Le gouvernement sénégalais a saisi le Conseil constitutionnel pour contester la recevabilité d’une proposition de loi portant sur le régime juridique des crédits spéciaux. L’Exécutif estime que certaines dispositions du texte relèvent du domaine réglementaire et non de celui de la loi. La haute juridiction est désormais appelée à arbitrer ce différend institutionnel, alors que l’Assemblée nationale doit examiner le texte en séance plénière ce mercredi 19 août 2026.
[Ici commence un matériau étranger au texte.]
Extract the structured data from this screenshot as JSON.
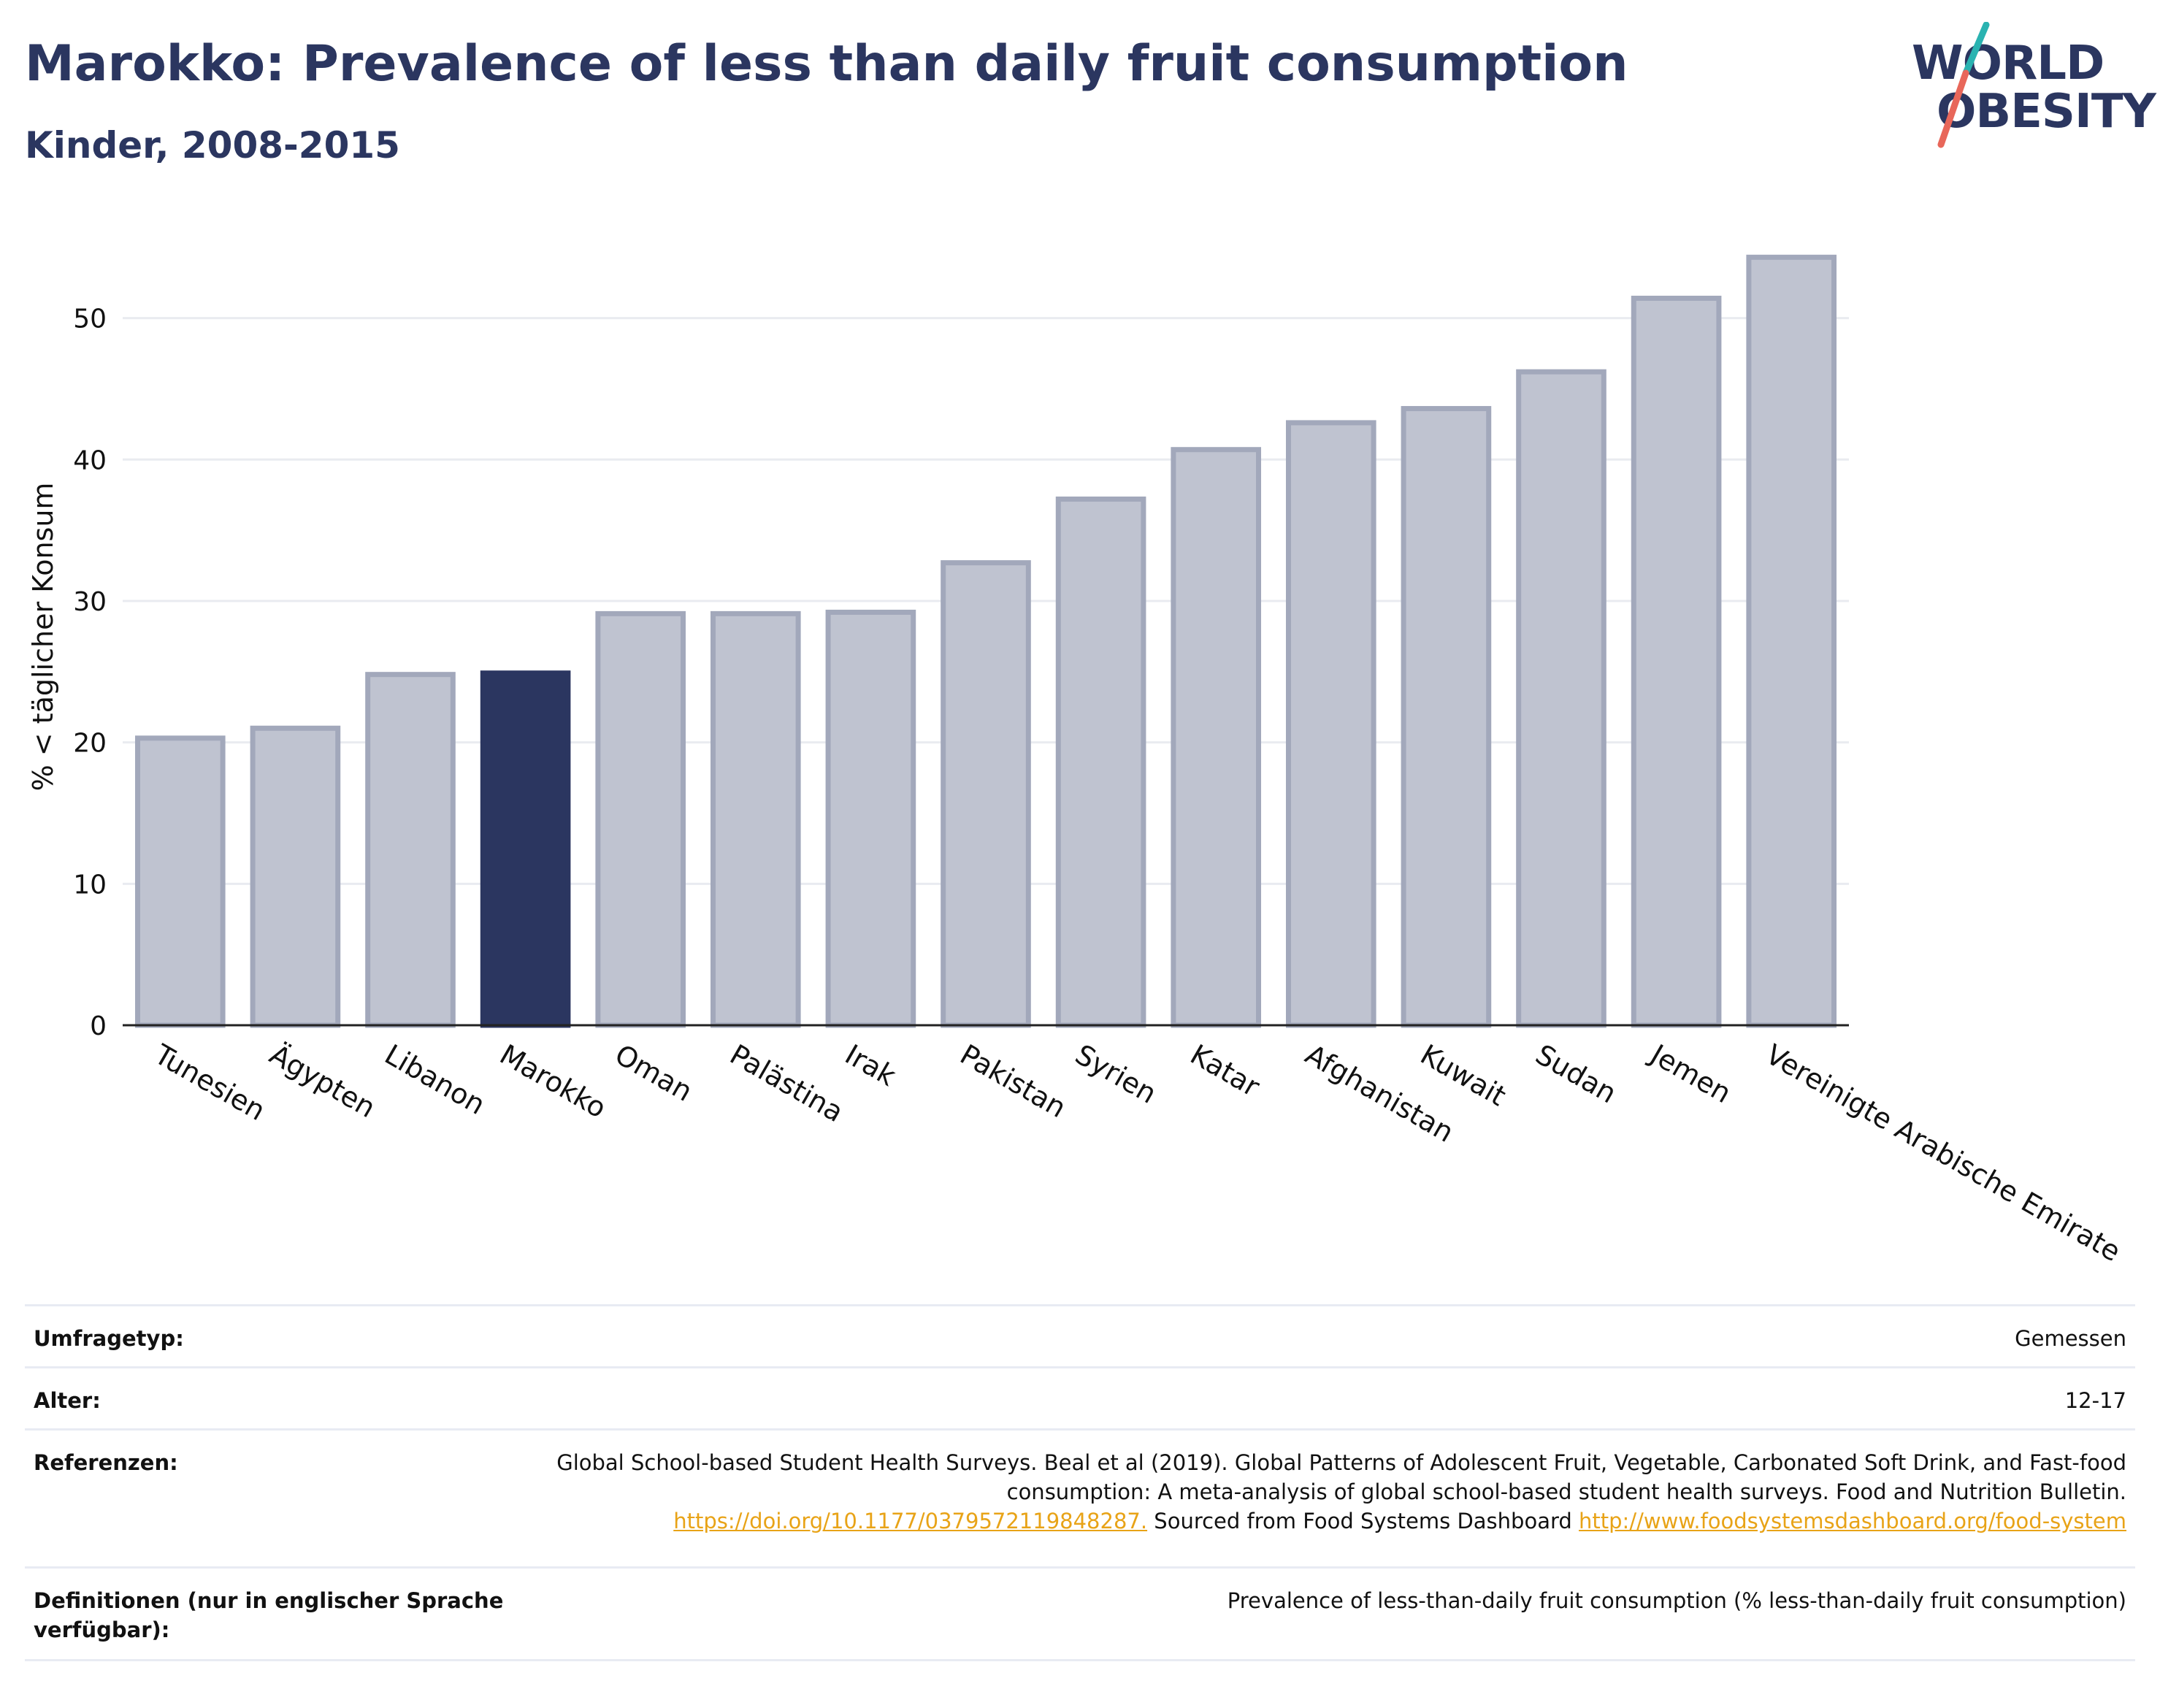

La Primature a annoncé le mardi 18 Août, la saisine du Conseil constitutionnel concernant la proposition de loi n°34/2026 relative au régime juridique des crédits spéciaux. Adopté en commission, le texte doit être soumis à l’examen des députés en séance plénière ce mercredi à partir de 10 heures.
Le gouvernement a toutefois opposé l’irrecevabilité à cette proposition de loi, estimant que certaines de ses dispositions empiètent sur le domaine réglementaire réservé au pouvoir exécutif par les articles 67 et 76 de la Constitution.
Conformément à l’article 83 de la Constitution, l’Exécutif a donc demandé au Conseil constitutionnel de se prononcer sur la répartition des compétences entre le législateur et le pouvoir réglementaire. Cette saisine intervient dans un contexte de débat institutionnel sur le contrôle des fonds spéciaux. En commission, le gouvernement avait déjà proposé de limiter le champ du texte aux crédits spéciaux accordés à la Présidence de la République, à l’Assemblée nationale et à la Primature.
L’Exécutif souhaitait également que les modalités de contrôle de ces crédits soient fixées par décret. Une orientation qui marque une divergence avec les parlementaires sur l’encadrement juridique et le contrôle de ces fonds. Le Conseil constitutionnel devra ainsi déterminer si les dispositions contestées peuvent être maintenues dans le domaine de la loi ou si elles relèvent effectivement du pouvoir réglementaire.
Cette confrontation intervient au lendemain d’un vote important à l’Assemblée nationale. Les députés ont adopté lundi, par 133 voix contre 2, une proposition de modification de l’article 37 de la Constitution.